Greylisting is a very important feature to have in a cloud spam filter MX. Hackers’ servers are too busy sending out spam emails to respond to the request for an email to be resent. Due to this, the request is denied and the email is classified as spam. As Greylisting identifies new sources of spam before they are placed on a global blacklist, a cloud spam filter MX with Greylisting catches more spam than comparable products lacking this feature (such as Microsoft Exchange Online Protection).
A cloud-based spam filter for mail exchangers carries out two other important functions along with eliminating spam emails. The first is providing antivirus security. Although most groups will have antivirus software installed to safeguard their networks from adware, spyware and botnets; a cloud spam filter MX adds extra levels of online security through phishing protection and malicious URL blocking – quarantining any email suspected of linking to a malicious website.

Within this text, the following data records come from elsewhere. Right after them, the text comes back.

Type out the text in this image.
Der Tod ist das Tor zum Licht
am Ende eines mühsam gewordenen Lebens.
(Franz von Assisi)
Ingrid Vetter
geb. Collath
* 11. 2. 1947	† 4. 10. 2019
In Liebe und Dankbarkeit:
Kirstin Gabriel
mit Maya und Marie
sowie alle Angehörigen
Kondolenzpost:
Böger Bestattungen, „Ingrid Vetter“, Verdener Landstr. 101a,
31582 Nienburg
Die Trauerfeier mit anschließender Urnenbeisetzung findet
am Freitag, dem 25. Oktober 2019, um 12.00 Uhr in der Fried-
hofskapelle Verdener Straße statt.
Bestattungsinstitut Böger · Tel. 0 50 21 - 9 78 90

The second additional function it completes is outbound email scanning. This ensures that your group does not send out emails containing malware – or links bringing the recipient to a malicious website – or anything that could be thought of by another cloud spam filter MX as being spam. This function ensures that your group’s IP address does not appear on a global blacklist, with the consequence that the delivery of your group’s emails would be delayed.